I'm so excited to go to Kenya and yet I'm so nervous!! I'm scared for the flight, but I'm planning on reading and, who knows, maybe I'll finish "The Number of the Beast", by Robert Heinlein. I've read three of his others books and have loved them. I've been reading this book for over a month, and still have yet to get anywhere. It takes me forever to read books. I just don't actually sit down and do it. Anyways, back to Kenya. Apparently, it's the rainy season and I don't even think we'll be have enough time to do the touristy things like a Safari. But, I guess it's not the season for a safari. All the animals are harder to spot this time of year. But, from pictures I've seen, Kenya is so beautiful! I'm hoping we'll be able to do some fun things while we are down there.

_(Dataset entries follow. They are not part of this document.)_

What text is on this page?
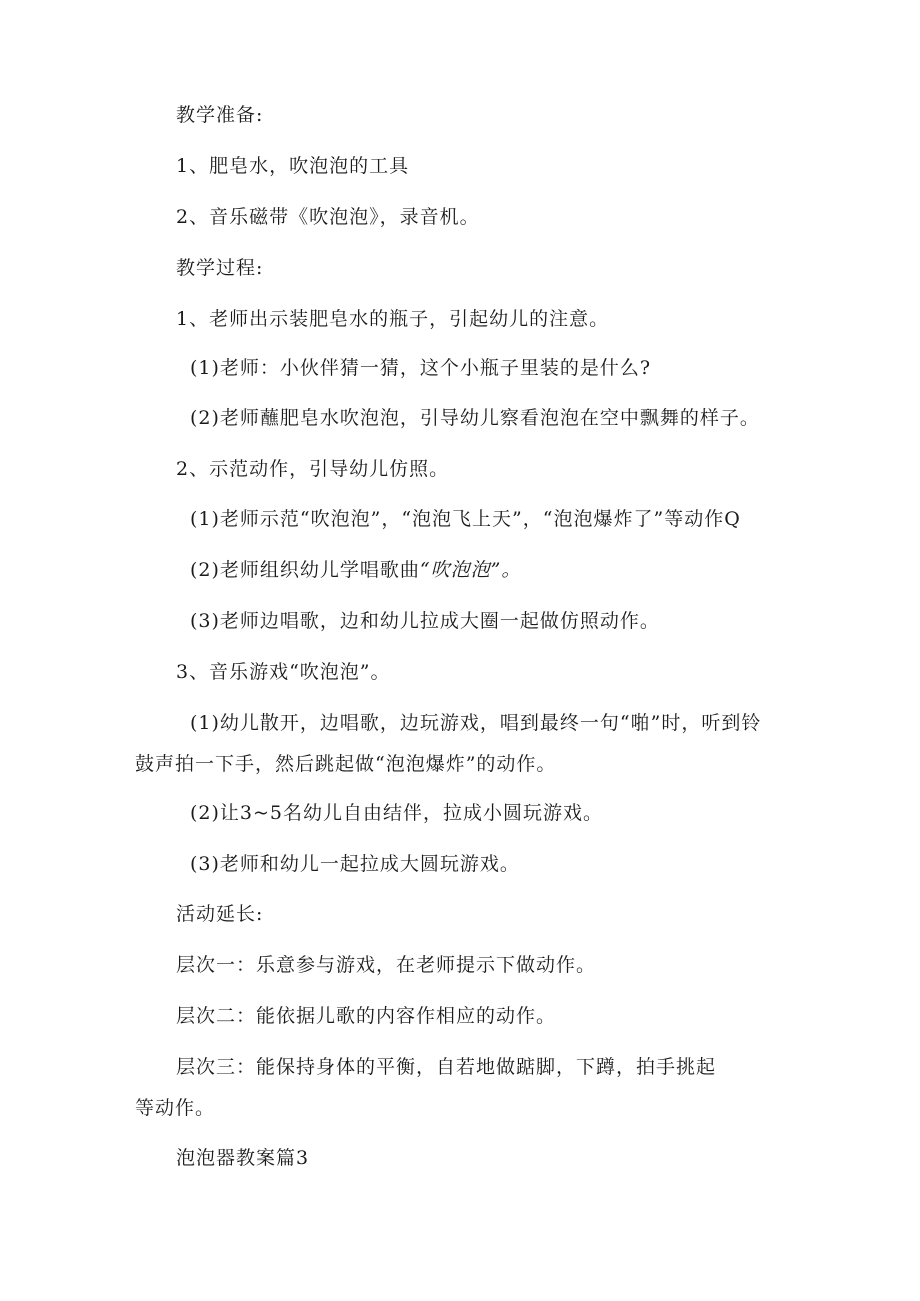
教学准备:
1、肥皂水，吹泡泡的工具
2、音乐磁带《吹泡泡》，录音机。
教学过程:
1、老师出示装肥皂水的瓶子，引起幼儿的注意。
(1)老师：小伙伴猜一猜，这个小瓶子里装的是什么?
(2)老师蘸肥皂水吹泡泡，引导幼儿察看泡泡在空中飘舞的样子。
2、示范动作，引导幼儿仿照。
(1)老师示范“吹泡泡”，“泡泡飞上天”，“泡泡爆炸了”等动作Q
(2)老师组织幼儿学唱歌曲“吹泡泡”。
(3)老师边唱歌，边和幼儿拉成大圈一起做仿照动作。
3、音乐游戏“吹泡泡”。
(1)幼儿散开，边唱歌，边玩游戏，唱到最终一句“啪”时，听到铃
鼓声拍一下手，然后跳起做“泡泡爆炸”的动作。
(2)让3~5名幼儿自由结伴，拉成小圆玩游戏。
(3)老师和幼儿一起拉成大圆玩游戏。
活动延长:
层次一：乐意参与游戏，在老师提示下做动作。
层次二：能依据儿歌的内容作相应的动作。
层次三：能保持身体的平衡，自若地做踮脚，下蹲，拍手挑起
等动作。
泡泡器教案篇3
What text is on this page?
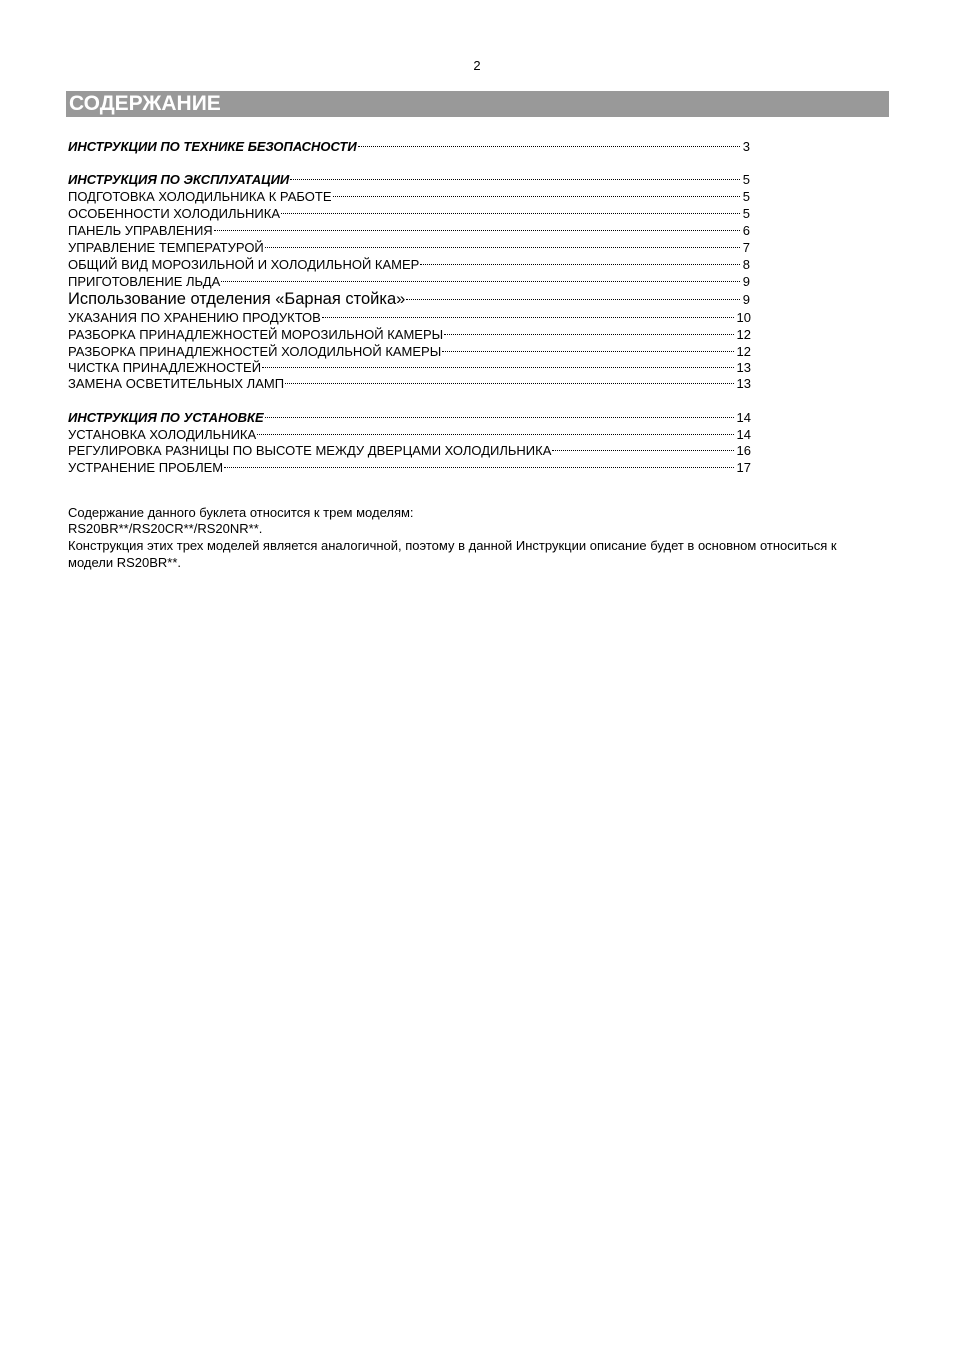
2
СОДЕРЖАНИЕ
ИНСТРУКЦИИ ПО ТЕХНИКЕ БЕЗОПАСНОСТИ	3
ИНСТРУКЦИЯ ПО ЭКСПЛУАТАЦИИ	5
ПОДГОТОВКА ХОЛОДИЛЬНИКА К РАБОТЕ	5
ОСОБЕННОСТИ ХОЛОДИЛЬНИКА	5
ПАНЕЛЬ УПРАВЛЕНИЯ	6
УПРАВЛЕНИЕ ТЕМПЕРАТУРОЙ	7
ОБЩИЙ ВИД МОРОЗИЛЬНОЙ И ХОЛОДИЛЬНОЙ КАМЕР	8
ПРИГОТОВЛЕНИЕ ЛЬДА	9
Использование отделения «Барная стойка»	9
УКАЗАНИЯ ПО ХРАНЕНИЮ ПРОДУКТОВ	10
РАЗБОРКА ПРИНАДЛЕЖНОСТЕЙ МОРОЗИЛЬНОЙ КАМЕРЫ	12
РАЗБОРКА ПРИНАДЛЕЖНОСТЕЙ ХОЛОДИЛЬНОЙ КАМЕРЫ	12
ЧИСТКА ПРИНАДЛЕЖНОСТЕЙ	13
ЗАМЕНА ОСВЕТИТЕЛЬНЫХ ЛАМП	13
ИНСТРУКЦИЯ ПО УСТАНОВКЕ	14
УСТАНОВКА ХОЛОДИЛЬНИКА	14
РЕГУЛИРОВКА РАЗНИЦЫ ПО ВЫСОТЕ МЕЖДУ ДВЕРЦАМИ ХОЛОДИЛЬНИКА	16
УСТРАНЕНИЕ ПРОБЛЕМ	17
Содержание данного буклета относится к трем моделям:
RS20BR**/RS20CR**/RS20NR**.
Конструкция этих трех моделей является аналогичной, поэтому в данной Инструкции описание будет в основном относиться к модели RS20BR**.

Oh, we will be visiting Jamii Bora though (http://www.jamiibora.org)! For those of you who don't know, Jamii Bora is a microfinance firm in Kenya, run by this lady named Ingrid Munro. She gives small loans to the very poor. This includes beggars, prosititutes, and individuals, who many have given up on. I think that Jamii Bora started in a slum and she and Jamii Bora have changed the lives of thousands! I love microfinance and the potential it has to positively change people's lives. I'm working for the Microcredit Summit (part of RESULTS http://www.results.org). They have set goals, along with 300 microfinance instituions, to reach the very poor. And last year, they put out a report that stated that they had--they had reached over 1 million of the world's poorest with microfinance. Amazing!

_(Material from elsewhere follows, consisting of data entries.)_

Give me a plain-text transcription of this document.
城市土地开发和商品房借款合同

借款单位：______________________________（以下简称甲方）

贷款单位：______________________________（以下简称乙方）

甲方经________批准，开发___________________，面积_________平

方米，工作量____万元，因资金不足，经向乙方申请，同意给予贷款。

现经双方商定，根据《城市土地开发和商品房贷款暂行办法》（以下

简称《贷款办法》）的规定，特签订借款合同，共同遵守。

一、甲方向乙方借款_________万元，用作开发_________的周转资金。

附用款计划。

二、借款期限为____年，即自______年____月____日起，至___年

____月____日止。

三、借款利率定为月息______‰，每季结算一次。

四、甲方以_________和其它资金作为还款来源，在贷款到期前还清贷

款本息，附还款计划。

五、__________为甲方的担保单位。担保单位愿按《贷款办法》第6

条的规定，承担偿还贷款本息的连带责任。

Anyways, back to my travels. Coming to D.C. and traveling to Kenya were not in my plans. Coming here like this is not like me. I am the kind of person to plan things out. That way, I can mentally, financially, and emotionally prepare for trips. This "trip" was not planned. In fact, I got SO SICK right after I found out that they wanted me to come to D.C.

I've been so stressed since I got here. I haven't been able to relax and I've had so much anxiety. Now that I'm at my sister's friend's house, I'm hoping to relax a little bit and take care of myself before Kenya. Which is in 6 days!! EEK!! Oh...what did I get myself into!! But, hey-free trip to Kenya, plus I'll have something to tell my kids when I'm old. I can say, "yea, I did something spontaneous" or "I have been to 4 continents" or something.....

On top of everything, I'm scheduled to go to Taiwan at the end of June for 2 months!! Right now, thinking about that stressed me out. So, I'm not even going to go into Taiwan right now.

Anyways, I'll make sure to post pictures and tell more about Kenya when I get there.

For now, I'll just say that I'm about to embark on quite the journey, and not quite sure what to expect and also, I have no idea what I'm getting myself into....maybe that's a good thing.

Saturday, September 5, 2009

What's in a name?

I decided to start a new blog and I have named it "Lochness Johnson". For some reason, my name has been associated with Lochness Monster. And I kind of like it. Plus, my name was taken for the url.

I don't know if anyone will read this, but maybe writing a blog might do me some good. I suppose every blog should have a theme: art, music, food, family etc...

I keep thinking of ideas, but I am honestly having a hard time. Maybe I can have a blog about great books that I read and I have only a certain about of time to read them. Or critiquing movies that have been rated the worst ever made...I don't know. It's something to consider. If anyone is reading out there, feel free to shoot me some ideas. Maybe my indecisive behavior is reflective of my life as of now: not knowing what to do with myself or what or where my life will take me. Maybe that's it. Traveling.

I have the utmost desire to travel the world! I want to see and experience everything. I want to live in Paris. I want to travel to India. I want to go to Patagonia in Chile. I want to go everywhere. Maybe this can be a place where I set goals and write about them.

It's a start. Let's see where it takes me. Goal for tomorrow: make a list of places to go.